Within the glenohumeral joint is a patch of connective tissue that builds out the glenoid cavity called the labrum. The glenoid cavity is smaller than the head of the humerus. The labrum deepens the glenoid cavity so the humeral head fits better. Surrounding the joint is the articular capsule (also called the joint capsule) of the glenohumeral joint. The articular capsule secretes synovial fluid, the fluid that bathes and nourishes the joint. The articular capsule is also the first layer of connective tissue protecting the joint. Superficial to or on top of this capsule are the tendons of the rotator cuff, providing another layer of protection and creating stability. Superficial to the rotator cuff tendons are various muscle tendons, including the bicep tendons, pectoralis major, latissimus dorsi, teres major, and the triceps tendons. Finally, superficial to these attachments is the deltoid muscle, which sits just under the skin. As you can see there is an tremendous amount of connective tissue holding this joint to the body.
Connective tissue is made of approximately 70% water. Tension, inflammation, and damage can occur at the glenohumeral joint due to simple dehydration. Many people do not drink nearly enough water. They drink, but they drink pop, juice, coffee, tea, etc. They don’t drink water. Several of the larger processes in the body require water to work. An example would be your digestion. One of the first places your body will pull fluid from if you are even mildly dehydrated is connective tissue, and specifically tendons and ligaments. The shoulder is particularly vulnerable to tightening caused by dehydration. This tightening severely increases the possibility of injury in or around this joint.

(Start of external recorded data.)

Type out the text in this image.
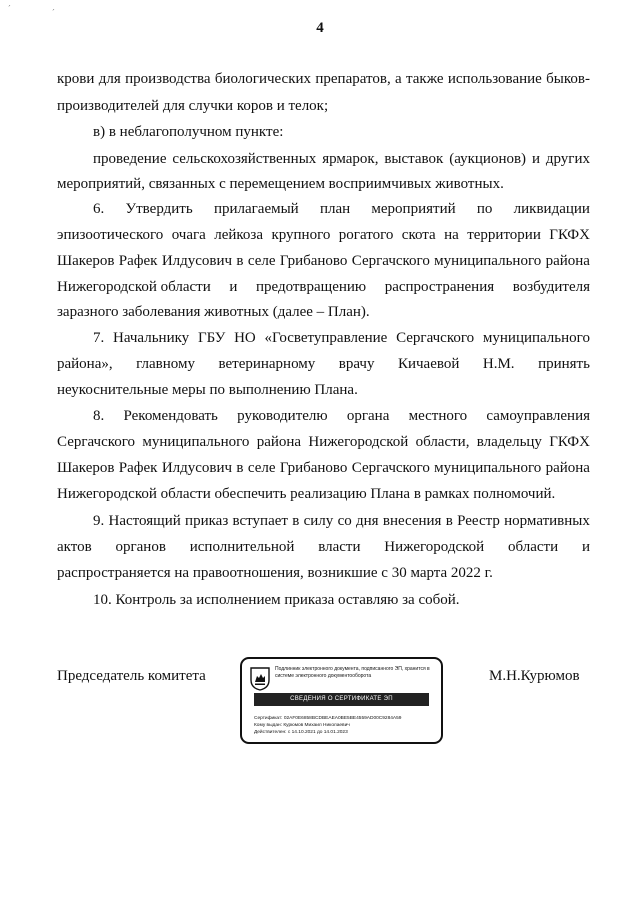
ˊ	ˊ
4
крови для производства биологических препаратов, а также использование быков-
производителей для случки коров и телок;
в) в неблагополучном пункте:
проведение сельскохозяйственных ярмарок, выставок (аукционов) и других
мероприятий, связанных с перемещением восприимчивых животных.
6. Утвердить прилагаемый план мероприятий по ликвидации
эпизоотического очага лейкоза крупного рогатого скота на территории ГКФХ
Шакеров Рафек Илдусович в селе Грибаново Сергачского муниципального района
Нижегородской области и предотвращению распространения возбудителя
заразного заболевания животных (далее – План).
7. Начальнику ГБУ НО «Госветуправление Сергачского муниципального
района», главному ветеринарному врачу Кичаевой Н.М. принять
неукоснительные меры по выполнению Плана.
8. Рекомендовать руководителю органа местного самоуправления
Сергачского муниципального района Нижегородской области, владельцу ГКФХ
Шакеров Рафек Илдусович в селе Грибаново Сергачского муниципального района
Нижегородской области обеспечить реализацию Плана в рамках полномочий.
9. Настоящий приказ вступает в силу со дня внесения в Реестр нормативных
актов органов исполнительной власти Нижегородской области и
распространяется на правоотношения, возникшие с 30 марта 2022 г.
10. Контроль за исполнением приказа оставляю за собой.
Председатель комитета	Подлинник электронного документа, подписанного ЭП, хранится в системе электронного документооборота
СВЕДЕНИЯ О СЕРТИФИКАТЕ ЭП
Сертификат: 02AF0E6858BCDBEAEA0BE5BE4559AD00C9284A59
Кому выдан: Курюмов Михаил Николаевич
Действителен: с 14.10.2021 до 14.01.2023
М.Н.Курюмов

And this is the hardest joint to rehab. Shoulder surgery, more than hip or knee surgery, leaves the patient with continued range of motion problems, weakness in the tissues, and a heightened vulnerability. Shoulder surgery, whether it be for a tear or a replacement, also fails more than those for other major joints. While much of the success of shoulder surgery depends on choosing the right surgeon and not overloading the joint after surgery, massage can be an integral part of the pre- and post-surgical treatment. Working on the tissue before surgery leaves the tissue as healthy as it can be going into the surgery. This enhances the body’s healing abilities after surgery. After waiting an appropriate amount of time after surgery, and beginning very lightly, massage can prompt healing in the area, which will lessen pain, which will allow for better and more sleep, which will allow for more healing, which lessens pain, which allows for better and more sleep, etc., etc.